According to their research, VSS is a syndrome independent of other conditions, such as migraine, and is likely associated with hyperactive visual cortices or, perhaps, impaired processing of simultaneous afferent information projecting to the cortex. “VSS likely results from widespread disturbance of sensory processing resulting in sensory misperception,” explain the investigators. They looked into the collected research documenting the clinical features of VSS, its pathophysiology and neurophysiological impact. “Neuroimaging studies in migraine and VSS have shown unique characteristics as well as overlap consistent with the observation of clinical overlap of these two disorders,” the article says, suggesting a clinically objective metric could help identify the boundaries between the two syndromes.
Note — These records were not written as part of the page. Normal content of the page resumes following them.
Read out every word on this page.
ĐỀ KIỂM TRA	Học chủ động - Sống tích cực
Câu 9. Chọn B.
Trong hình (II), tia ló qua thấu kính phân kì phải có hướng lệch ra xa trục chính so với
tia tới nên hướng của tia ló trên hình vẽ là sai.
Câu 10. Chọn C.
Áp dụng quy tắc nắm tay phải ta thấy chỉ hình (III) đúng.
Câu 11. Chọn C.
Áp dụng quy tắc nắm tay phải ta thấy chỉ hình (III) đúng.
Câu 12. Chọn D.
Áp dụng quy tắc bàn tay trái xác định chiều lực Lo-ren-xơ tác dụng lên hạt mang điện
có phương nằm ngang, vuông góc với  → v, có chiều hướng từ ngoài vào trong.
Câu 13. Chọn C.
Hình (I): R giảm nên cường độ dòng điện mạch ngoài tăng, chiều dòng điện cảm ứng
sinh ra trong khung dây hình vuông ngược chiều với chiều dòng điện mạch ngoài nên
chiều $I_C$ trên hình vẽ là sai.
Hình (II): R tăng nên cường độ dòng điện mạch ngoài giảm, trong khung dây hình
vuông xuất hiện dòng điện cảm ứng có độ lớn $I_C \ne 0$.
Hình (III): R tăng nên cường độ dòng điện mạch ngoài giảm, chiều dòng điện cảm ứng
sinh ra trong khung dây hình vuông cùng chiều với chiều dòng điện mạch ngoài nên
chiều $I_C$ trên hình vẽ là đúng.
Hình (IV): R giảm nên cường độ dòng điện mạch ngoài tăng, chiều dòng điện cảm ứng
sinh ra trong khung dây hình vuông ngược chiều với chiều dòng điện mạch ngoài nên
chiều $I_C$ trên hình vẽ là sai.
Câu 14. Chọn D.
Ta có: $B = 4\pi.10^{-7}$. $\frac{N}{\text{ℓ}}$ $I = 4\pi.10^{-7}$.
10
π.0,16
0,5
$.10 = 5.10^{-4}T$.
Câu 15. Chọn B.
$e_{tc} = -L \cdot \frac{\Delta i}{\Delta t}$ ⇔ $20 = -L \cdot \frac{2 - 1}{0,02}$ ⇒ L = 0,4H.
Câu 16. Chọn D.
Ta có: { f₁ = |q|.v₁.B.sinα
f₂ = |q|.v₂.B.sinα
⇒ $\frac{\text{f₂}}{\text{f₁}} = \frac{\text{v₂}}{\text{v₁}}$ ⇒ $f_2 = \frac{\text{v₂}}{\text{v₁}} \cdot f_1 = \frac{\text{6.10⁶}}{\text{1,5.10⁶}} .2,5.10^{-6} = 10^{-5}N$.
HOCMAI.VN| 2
Additionally, the article offers several options for treatment for the condition it concludes is “due to impaired processing rather than structural pathology.” These therapies include colored lenses, lamotrigine (which blocks voltage-sensitive sodium channels) and acetazolamide.

White O, Clough M, McKendrick A, Fielding J. Visual snow: visual misperception. J Neuro-Ophthalmol. August 7, 2018 [Epub ahead of print].